Model-Specific Prompt Characteristics
| Model Type | Characteristics | Prompt Adjustment |
|---|---|---|
| Decoder-only (Llama, Mistral) | Follows instructions well, needs clear structure | Explicit formatting helps |
| Encoder-decoder (T5, Flan) | Task-agnostic, needs task specification | Stronger task prefix |
| Fine-tuned instruction models | Baked-in behavior patterns | May conflict with prompt instructions |
Architecture for Model Portability
# prompts/adapters.py
from abc import ABC, abstractmethod
class PromptAdapter(ABC):
@abstractmethod
def format(self, template: str, **kwargs) -> str:
pass
@abstractmethod
def get_model_config(self) -> dict:
pass
class OllamaAdapter(PromptAdapter):
def format(self, template: str, **kwargs) -> str:
# Ollama handles system prompts well
return template.format(**kwargs)
def get_model_config(self) -> dict:
return {
"options": {
"num_ctx": 4096,
"temperature": 0.7
}
}
class VLLMAdapter(PromptAdapter):
def format(self, template: str, **kwargs) -> str:
# vLLM often needs chat template wrapping
return f"[INST]<<SYS>>\n{template}\n<</SYS>>\n[/INST]"

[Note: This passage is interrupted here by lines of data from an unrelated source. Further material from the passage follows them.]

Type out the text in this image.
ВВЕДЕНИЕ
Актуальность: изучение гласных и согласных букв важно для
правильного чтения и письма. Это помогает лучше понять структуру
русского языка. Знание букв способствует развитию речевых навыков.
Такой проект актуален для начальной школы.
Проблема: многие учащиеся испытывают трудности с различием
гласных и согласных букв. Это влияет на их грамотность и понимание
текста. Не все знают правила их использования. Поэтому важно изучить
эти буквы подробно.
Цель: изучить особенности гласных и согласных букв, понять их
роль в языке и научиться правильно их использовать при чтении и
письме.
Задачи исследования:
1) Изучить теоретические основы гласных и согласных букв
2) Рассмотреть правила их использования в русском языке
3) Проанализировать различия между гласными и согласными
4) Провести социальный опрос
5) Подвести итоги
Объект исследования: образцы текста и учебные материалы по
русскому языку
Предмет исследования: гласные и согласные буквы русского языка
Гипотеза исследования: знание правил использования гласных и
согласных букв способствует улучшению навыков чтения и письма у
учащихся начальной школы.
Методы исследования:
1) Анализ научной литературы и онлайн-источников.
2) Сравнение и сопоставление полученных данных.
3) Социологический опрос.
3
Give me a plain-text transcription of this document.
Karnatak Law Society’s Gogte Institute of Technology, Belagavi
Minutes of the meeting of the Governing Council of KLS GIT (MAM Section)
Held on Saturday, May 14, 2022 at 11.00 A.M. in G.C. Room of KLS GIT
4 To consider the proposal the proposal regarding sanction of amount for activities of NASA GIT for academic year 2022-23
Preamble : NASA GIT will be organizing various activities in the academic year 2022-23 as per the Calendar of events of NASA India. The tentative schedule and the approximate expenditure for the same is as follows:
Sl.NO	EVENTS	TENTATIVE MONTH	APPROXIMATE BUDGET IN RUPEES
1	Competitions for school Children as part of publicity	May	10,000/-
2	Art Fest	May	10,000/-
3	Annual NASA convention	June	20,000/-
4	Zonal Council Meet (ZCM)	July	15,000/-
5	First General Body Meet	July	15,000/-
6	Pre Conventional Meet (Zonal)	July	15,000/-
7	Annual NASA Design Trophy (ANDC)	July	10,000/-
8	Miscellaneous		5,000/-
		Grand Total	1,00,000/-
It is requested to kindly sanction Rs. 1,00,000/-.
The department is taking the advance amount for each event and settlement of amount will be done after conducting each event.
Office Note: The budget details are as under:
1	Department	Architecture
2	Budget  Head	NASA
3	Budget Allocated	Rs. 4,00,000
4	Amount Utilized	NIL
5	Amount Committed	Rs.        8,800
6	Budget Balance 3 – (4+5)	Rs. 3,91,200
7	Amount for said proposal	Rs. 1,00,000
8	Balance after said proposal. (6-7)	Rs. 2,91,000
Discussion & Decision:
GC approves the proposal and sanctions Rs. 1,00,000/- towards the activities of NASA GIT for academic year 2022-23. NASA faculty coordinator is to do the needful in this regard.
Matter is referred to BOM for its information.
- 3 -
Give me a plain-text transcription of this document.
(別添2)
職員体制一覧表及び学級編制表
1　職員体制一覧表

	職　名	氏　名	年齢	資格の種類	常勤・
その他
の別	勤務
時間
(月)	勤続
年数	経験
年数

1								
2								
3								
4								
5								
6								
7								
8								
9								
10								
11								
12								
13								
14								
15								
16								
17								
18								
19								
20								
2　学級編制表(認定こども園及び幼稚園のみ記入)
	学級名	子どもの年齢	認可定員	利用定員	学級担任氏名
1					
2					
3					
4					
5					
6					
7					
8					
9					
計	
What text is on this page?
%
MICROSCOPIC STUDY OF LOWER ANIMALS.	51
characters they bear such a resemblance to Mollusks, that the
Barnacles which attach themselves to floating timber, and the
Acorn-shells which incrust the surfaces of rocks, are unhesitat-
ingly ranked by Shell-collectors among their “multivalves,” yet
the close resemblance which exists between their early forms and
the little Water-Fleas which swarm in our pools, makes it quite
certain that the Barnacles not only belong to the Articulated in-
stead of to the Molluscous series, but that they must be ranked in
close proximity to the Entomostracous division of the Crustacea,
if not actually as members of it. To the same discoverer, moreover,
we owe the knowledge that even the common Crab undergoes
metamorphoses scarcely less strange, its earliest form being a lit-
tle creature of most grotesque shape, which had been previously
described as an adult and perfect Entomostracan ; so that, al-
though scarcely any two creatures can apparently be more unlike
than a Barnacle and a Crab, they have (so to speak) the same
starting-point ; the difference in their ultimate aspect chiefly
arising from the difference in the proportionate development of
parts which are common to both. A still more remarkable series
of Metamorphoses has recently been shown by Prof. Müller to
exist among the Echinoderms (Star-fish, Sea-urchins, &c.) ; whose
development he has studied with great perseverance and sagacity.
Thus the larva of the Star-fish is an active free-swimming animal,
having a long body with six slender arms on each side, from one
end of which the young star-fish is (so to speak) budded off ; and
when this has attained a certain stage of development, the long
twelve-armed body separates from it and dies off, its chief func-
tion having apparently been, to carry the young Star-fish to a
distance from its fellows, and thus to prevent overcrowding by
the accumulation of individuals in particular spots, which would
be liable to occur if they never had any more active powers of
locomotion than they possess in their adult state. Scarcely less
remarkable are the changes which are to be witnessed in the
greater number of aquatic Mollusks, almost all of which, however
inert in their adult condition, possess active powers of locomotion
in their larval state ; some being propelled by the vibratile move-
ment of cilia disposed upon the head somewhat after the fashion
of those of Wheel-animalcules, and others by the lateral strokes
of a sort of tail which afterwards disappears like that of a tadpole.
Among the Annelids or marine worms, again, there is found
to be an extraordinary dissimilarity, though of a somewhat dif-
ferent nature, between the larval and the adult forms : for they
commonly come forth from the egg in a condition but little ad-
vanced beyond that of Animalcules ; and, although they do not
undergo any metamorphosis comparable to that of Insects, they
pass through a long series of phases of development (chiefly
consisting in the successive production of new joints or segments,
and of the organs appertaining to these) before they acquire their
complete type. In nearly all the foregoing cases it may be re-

def get_model_config(self) -> dict:
return {
"temperature": 0.7,
"max_tokens": 512
}
Testing Across Models
# test_cross_model.py
def test_prompt_portability(prompt_name, models, test_cases):
results = {}
for model in models:
try:
if model.startswith("ollama:"):
adapter = OllamaAdapter()
response = ollama.chat(
model=model.replace("ollama:", ""),
messages=[{"role": "user", "content": prompt_name}]
)
elif model.startswith("vllm:"):
adapter = VLLMAdapter()
response = call_vllm(model.replace("vllm:"), prompt_name)
results[model] = {
"success": True,
"response": response,
"quality": evaluate_response(response, test_cases)
}
except Exception as e:
results[model] = {
"success": False,
"error": str(e)
}
return results
Portability Pain Points
Tokenization differences cause the most portability issues. A prompt that fits in context for one model may overflow for another:
# Check token length across models
from transformers import AutoTokenizer
def check_token_lengths(prompt, models):
results = {}
for model_name in models:
tokenizer = AutoTokenizer.from_pretrained(model_name)
token_count = len(tokenizer.encode(prompt))
results[model_name] = {
"tokens": token_count,
"fits": token_count < get_context_window(model_name)
}
return results
System prompt conflicts occur when both the prompt and model define behavior:
# Conflict resolution strategy
SYSTEM_PROMPTS = {
"llama3": "Remove redundant instruction - model already follows instructions",
"mistral": "Add explicit reasoning chain instructions",
"gpt-4": "Use minimal system prompt - model is strong at following implicit structure"
}
EXERCISE
Take one prompt and test it across three different models (e.g., llama3 via Ollama, a vLLM served model, and GPT-4). Document what works and what breaks, then adjust the prompt to maximize portability.